Deep Roots Here
I spent the weekend up in the Mogollon Rim country of Arizona. We have an interest in a cabin in the woods outside of Pine, Arizona. I end up being the responsible party when there are issues with the cabin, and issues have stacked up since my last visit. While I was up there I had to do some sight-seeing. This is an area I have a strong attachment to since childhood. My father spent most of his youthful summers delivering supplies to sheep herders up on the Rim by horseback and pack mule. He took great joy in showing his boys the back country in this high wild and scenic part of Arizona. We explored, hunted and fished in the Rim country often as I grew up in the Phoenix area. It was a great cool escape from the low desert heat. It still is.
The Mogollon Rim (say “muggy-own” if you want to sound like a local) is one of Arizona’s most under-rated scenic wonders. People world wide know of the Grand Canyon and the red rock country of Sedona. The crowds of tourists in those two beautiful places are proof. The Rim country is not well known outside of Arizona. The Mogollon Rim runs on a diagonal from near Flagstaff to the White Mountains in the eastern part of the state. In it’s central region from where state highway 87 tops the Rim to where state highway 260 does the same, it is a dramatic escarpment rising over 1000 feet from the valleys and mountains below. From below it looks like one side of a massive canyon looking for it’s missing twin. From the top one can look down a sheer drop-off and overlook mountain ranges layered one after another as far as the eye can see. There is a dirt road one can take between the two main highways that rambles through the pines and aspens. There are a number of spots where the “Old Rim Road” literally hugs the edge of the sheer drop-off. The views are mind numbing and the drive can be unnerving to those with a fear of heights. It is a rocky, bumpy unimproved road and not recommended for passenger cars (trucks and SUVs only).
From the edge of the Rim the land drops off dramatically to the south (over 1000 feet in places) and gradually to the north. The edge of the Rim is mostly over 9000 feet in elevation. In a desert region like Arizona elevation makes a dramatic difference in climate and vegetation. The towns at the foot of the Rim, while cooler than Phoenix by 10 to 20 degrees most days, are often 10 degrees warmer than the high country on top. There are towns to the east of where highway 260 crests the Rim. Forest Lakes, Heber and Overgaard have some tourist infrastructure but are mostly summer home communities for people from the desert cities. Payson is the largest town below the Rim and has the most available in terms of hotels, dining and shopping. Pine and Strawberry are a bit higher than Payson and much smaller. The accommodations are mostly pretty basic unless one rents a summer home or cabin. Some of these are as nice the best homes in Scottsdale or Paradise Valley.
Below the Rim is cattle country with a mixture of grassland, juniper, and pine forests. Payson is one of several towns to claim the oldest rodeo.

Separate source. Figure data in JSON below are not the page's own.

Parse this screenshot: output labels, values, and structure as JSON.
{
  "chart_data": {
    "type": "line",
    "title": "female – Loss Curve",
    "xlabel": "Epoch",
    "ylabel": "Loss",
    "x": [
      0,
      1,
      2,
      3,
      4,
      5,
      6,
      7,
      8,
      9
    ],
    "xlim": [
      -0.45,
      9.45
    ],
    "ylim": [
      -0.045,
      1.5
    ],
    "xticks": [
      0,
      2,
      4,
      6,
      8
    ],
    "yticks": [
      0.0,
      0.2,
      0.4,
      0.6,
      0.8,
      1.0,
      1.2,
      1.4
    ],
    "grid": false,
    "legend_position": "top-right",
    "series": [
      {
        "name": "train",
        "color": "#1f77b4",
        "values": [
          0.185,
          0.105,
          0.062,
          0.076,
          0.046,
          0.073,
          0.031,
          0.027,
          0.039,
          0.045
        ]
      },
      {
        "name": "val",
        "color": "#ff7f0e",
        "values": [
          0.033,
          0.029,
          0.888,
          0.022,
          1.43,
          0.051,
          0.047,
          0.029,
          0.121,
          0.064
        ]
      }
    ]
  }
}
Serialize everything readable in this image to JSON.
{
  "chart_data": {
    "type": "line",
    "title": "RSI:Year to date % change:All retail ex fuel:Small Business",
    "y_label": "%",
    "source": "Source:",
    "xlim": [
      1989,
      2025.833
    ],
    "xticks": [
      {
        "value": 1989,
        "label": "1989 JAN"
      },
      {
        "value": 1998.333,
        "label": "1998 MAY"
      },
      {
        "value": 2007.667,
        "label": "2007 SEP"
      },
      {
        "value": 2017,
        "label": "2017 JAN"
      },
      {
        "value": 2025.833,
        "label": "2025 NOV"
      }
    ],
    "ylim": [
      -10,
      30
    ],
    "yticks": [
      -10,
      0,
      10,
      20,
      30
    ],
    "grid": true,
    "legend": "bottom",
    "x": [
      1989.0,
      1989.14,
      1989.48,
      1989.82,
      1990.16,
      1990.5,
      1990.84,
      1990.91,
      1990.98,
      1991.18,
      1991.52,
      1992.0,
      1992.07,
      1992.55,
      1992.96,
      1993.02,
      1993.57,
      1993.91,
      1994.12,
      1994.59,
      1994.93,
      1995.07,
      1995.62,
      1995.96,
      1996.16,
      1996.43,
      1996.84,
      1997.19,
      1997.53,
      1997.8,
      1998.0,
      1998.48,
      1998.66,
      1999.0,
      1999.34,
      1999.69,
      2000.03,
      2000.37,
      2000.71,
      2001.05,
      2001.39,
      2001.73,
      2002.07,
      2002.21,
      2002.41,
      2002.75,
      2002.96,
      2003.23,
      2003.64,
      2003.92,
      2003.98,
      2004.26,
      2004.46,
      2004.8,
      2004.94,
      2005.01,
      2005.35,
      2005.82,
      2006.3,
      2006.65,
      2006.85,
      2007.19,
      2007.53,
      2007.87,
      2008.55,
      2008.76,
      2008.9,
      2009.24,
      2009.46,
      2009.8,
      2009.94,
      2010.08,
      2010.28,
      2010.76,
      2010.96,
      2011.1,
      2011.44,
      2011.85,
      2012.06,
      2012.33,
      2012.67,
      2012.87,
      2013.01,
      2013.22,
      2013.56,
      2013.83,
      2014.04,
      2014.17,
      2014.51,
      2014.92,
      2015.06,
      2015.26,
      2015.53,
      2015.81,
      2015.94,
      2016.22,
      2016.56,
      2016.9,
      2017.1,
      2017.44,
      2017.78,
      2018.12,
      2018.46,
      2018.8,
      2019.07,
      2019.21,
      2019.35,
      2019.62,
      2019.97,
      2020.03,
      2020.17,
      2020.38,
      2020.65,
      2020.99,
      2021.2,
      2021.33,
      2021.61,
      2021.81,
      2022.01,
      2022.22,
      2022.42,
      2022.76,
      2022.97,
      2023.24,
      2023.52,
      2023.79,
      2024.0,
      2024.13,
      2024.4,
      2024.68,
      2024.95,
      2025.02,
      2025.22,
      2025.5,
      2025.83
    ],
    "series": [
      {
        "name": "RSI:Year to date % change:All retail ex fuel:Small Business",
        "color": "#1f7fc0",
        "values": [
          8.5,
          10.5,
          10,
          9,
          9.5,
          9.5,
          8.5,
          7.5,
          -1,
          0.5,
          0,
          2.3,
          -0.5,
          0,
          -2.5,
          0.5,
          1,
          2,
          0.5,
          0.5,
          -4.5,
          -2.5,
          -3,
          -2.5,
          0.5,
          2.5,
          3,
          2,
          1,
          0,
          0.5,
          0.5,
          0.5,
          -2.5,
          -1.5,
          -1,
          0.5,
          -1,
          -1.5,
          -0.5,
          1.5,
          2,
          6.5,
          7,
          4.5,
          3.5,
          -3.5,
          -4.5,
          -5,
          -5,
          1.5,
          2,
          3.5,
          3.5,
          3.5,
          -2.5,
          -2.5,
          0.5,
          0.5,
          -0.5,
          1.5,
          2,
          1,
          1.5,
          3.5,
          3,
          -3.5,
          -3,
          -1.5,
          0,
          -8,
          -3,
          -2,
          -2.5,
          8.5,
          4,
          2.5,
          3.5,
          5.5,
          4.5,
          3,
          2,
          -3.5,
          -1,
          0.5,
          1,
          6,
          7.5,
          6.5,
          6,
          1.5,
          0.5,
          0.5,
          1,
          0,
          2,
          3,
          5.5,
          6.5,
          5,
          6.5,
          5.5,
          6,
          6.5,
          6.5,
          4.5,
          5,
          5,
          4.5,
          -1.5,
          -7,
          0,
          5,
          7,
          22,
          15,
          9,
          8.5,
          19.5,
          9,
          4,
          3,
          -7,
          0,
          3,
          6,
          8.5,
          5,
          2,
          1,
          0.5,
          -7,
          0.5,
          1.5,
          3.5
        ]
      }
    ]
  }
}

Up on top the high elevation is hospitable to spruce, fir, aspens and some huge ponderosa pines. As the landscape drops in elevation to the north it is cut by some deep canyons. Many are very hard to access, but all are scenic wonders. To the west of highway 87 several major canyons cut their way south from the Rim as well including Oak Creek Canyon and it’s famous red rocks.
The land on the Rim’s top is mostly in the Coconino National Forest and the Sitgreaves National Forest. Along with the White Mountains to the east and Flagstaff to the west, this is the coolest country in the generally very hot state of Arizona. It is no surprise that this area is very popular in summer for camping among the state’s desert dwellers. Most of the campgrounds were full over the July 4th weekend for example. This is the “monsoon season” in the Southwest and afternoon thundershowers are common in July and August. My car’s thermometer read 50 degrees during the downpour pictured below:
The Rim is a geographic feature so dramatic that it creates it’s own weather. While this storm raged on top, below there were only a few sprinkles. I have seen snow storms on the Rim in winter that were ferocious. All of this weather leaves water some of which is available for recreation. A number of fishable streams run both directions from the Rim’s edge. The streams that run south feed the Verde and Salt River watersheds and eventually make their way to Phoenix. The streams that run north feed the Little Colorado River and then into the mighty Colorado in the Grand Canyon. A number of the streams on top of the Rim have been dammed to create mountain lakes for boating and fishing.
Most of the lakes are near the Rim’s edge and in gently rolling country surrounded by green meadows and tall pine and aspen trees. Several are further down in rugged canyons. I hiked two miles into Chevelon Canyon Lake but did not take my camera. These two pictures are of Blue Ridge Reservoir where I launched my kayak and spent most of a day paddling on the blue waters surrounded by colorful stone cliffs covered in pines.
Now that I have our cabin squared away, I can’t wait to go back up to the Rim country! I have too much work to catch up on for now, but later this summer for sure!